On the other hand, I don’t have a problem with Tolkien’s fantasy Lord of the Rings. His Hobbits and Dwarves are clearly stylised fairy folk.

It is so disappointing that I am still more likely to be a mum, lover, secretary, lawyer, teacher or doctor in real life than to play one in a Disney film. It worries me that Disney hasn’t even reached the basic milestone of representing disabled bodies in ordinary ways, yet are now undertaking the creatively fraught challenge of humanising their seven most famous disability tropes.

A live-action version of Snow White and the Seven Dwarfs will remove the safety net that animation provided. These cute, dehumanised, infantilised, animalistic creatures known in the 1937 film only by their labels, Dopey, Happy, Doc, etc, are not fully people. Nor are they fully fairytale creatures. Interestingly, their naming did not originate from the original Brothers Grimm tale but was a Disney invention. But as a cartoon, it is “pretend”, more forgivable. It is still problematic but with more distance from me, in the real world. The dated nature of the animation also reduces the hurt it causes because it was from another time, predating the disability rights movement.

And before you question me: yes, I do identify as disabled.
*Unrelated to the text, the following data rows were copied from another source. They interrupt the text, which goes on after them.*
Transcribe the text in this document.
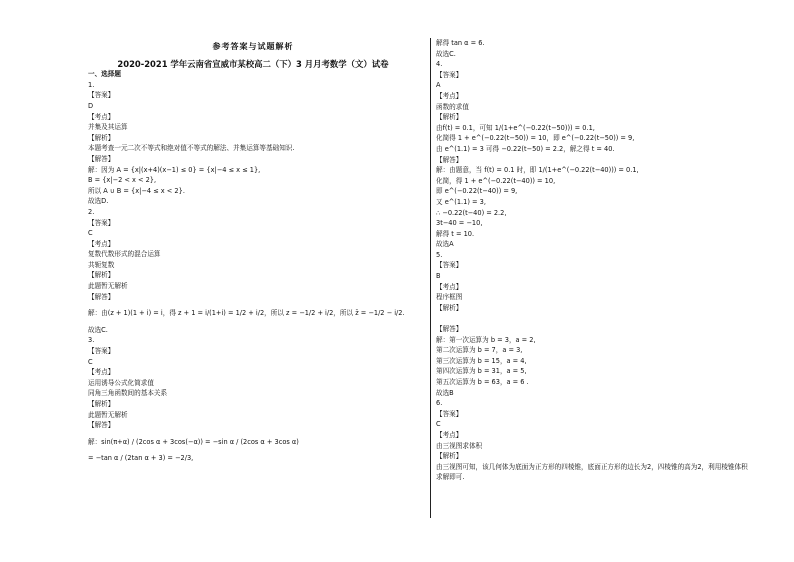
参考答案与试题解析
2020-2021 学年云南省宣威市某校高二（下）3 月月考数学（文）试卷
一、选择题
1.
【答案】
D
【考点】
并集及其运算
【解析】
本题考查一元二次不等式和绝对值不等式的解法、并集运算等基础知识.
【解答】
解：因为 A = {x|(x+4)(x−1) ≤ 0} = {x|−4 ≤ x ≤ 1},
B = {x|−2 < x < 2},
所以 A ∪ B = {x|−4 ≤ x < 2}.
故选D.
2.
【答案】
C
【考点】
复数代数形式的混合运算
共轭复数
【解析】
此题暂无解析
【解答】
解：由(z + 1)(1 + i) = i，得 z + 1 = i/(1+i) = 1/2 + i/2，所以 z = −1/2 + i/2，所以 z̄ = −1/2 − i/2.
故选C.
3.
【答案】
C
【考点】
运用诱导公式化简求值
同角三角函数间的基本关系
【解析】
此题暂无解析
【解答】
解：sin(π+α) / (2cos α + 3cos(−α)) = −sin α / (2cos α + 3cos α)
= −tan α / (2tan α + 3) = −2/3,
解得 tan α = 6.
故选C.
4.
【答案】
A
【考点】
函数的求值
【解析】
由f(t) = 0.1，可知 1/(1+e^(−0.22(t−50))) = 0.1,
化简得 1 + e^(−0.22(t−50)) = 10，即 e^(−0.22(t−50)) = 9,
由 e^(1.1) = 3 可得 −0.22(t−50) = 2.2，解之得 t = 40.
【解答】
解：由题意，当 f(t) = 0.1 时，即 1/(1+e^(−0.22(t−40))) = 0.1,
化简，得 1 + e^(−0.22(t−40)) = 10,
即 e^(−0.22(t−40)) = 9,
又 e^(1.1) = 3,
∴ −0.22(t−40) = 2.2,
3t−40 = −10,
解得 t = 10.
故选A
5.
【答案】
B
【考点】
程序框图
【解析】

【解答】
解：第一次运算为 b = 3，a = 2,
第二次运算为 b = 7，a = 3,
第三次运算为 b = 15，a = 4,
第四次运算为 b = 31，a = 5,
第五次运算为 b = 63，a = 6 .
故选B
6.
【答案】
C
【考点】
由三视图求体积
【解析】
由三视图可知，该几何体为底面为正方形的四棱锥，底面正方形的边长为2，四棱锥的高为2，利用棱锥体积
求解即可.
At 3-feet-something-secret tall, I can only drive an adapted car and cook safely in an adapted kitchen. My life requires modifications and adaptations. I am disabled on the street by negative attitudes and prejudice I meet in the community and broader society. If you need more information to understand what I mean, Google “the social model of disability”.

‘I have to be careful of the roles I pick’ … Kiruna Stamell at the premiere of Judy & Punch at the London film festival, 2019.
‘I have to be careful of the roles I pick’ … Kiruna Stamell at the premiere of Judy & Punch at the London film festival, 2019. Photograph: John Phillips/Getty Images for BFI

I simply cannot see how Disney can make a live action version of its 1937 film without falling into disablist stereotypes of people with dwarfism. It will have to involve disabled creatives, and empower people with dwarfism to forge their own representations, steer their own roles in the story and give space to their voices. Disney will have to listen. Which means being open to awkward conversations and the workshopping of ideas from a minority community.

Disney has responded to concerns in a statement: “To avoid reinforcing stereotypes from the original animated film, we are taking a different approach with these seven characters and have been consulting with members of the dwarfism community. We look forward to sharing more as the film heads into production after a lengthy development period.”

But in general, this is not something film production is renowned for doing well, or at all. And it is a process that is often glossed over with a tokenistic wave of the hand. I have too often been the only disabled person in the rehearsal room on a shoot. And as an actor, there is a fine line between “advocating bravely” and being “emotionally frigid and just not open to their ideas”. You aren’t the director, but you are the only one who knows the experience and how you are seen in the world.

This leads me to doubt that Disney is currently capable of making the massive ideological leap needed to create a film in which the seven dwarfs are the fully fledged humans they should be. With real names, rounded characters and having some kind of agency.

Here’s an idea, though: the seven dwarfs could live in a house that is only accessible to people 4ft 2in tall. With an adapted kitchen and adapted vehicles. So all the average height people in their world are forced to bend over for 40% of the film, sit in little chairs and stoop to use the stove. Maybe back pain destroys the evil queen, and the perils of bad ergonomic design are really and truly explored.

That would be an interesting take on Snow White and the Seven Dwarfs. Let the average-height people be disabled by design and attitude for once.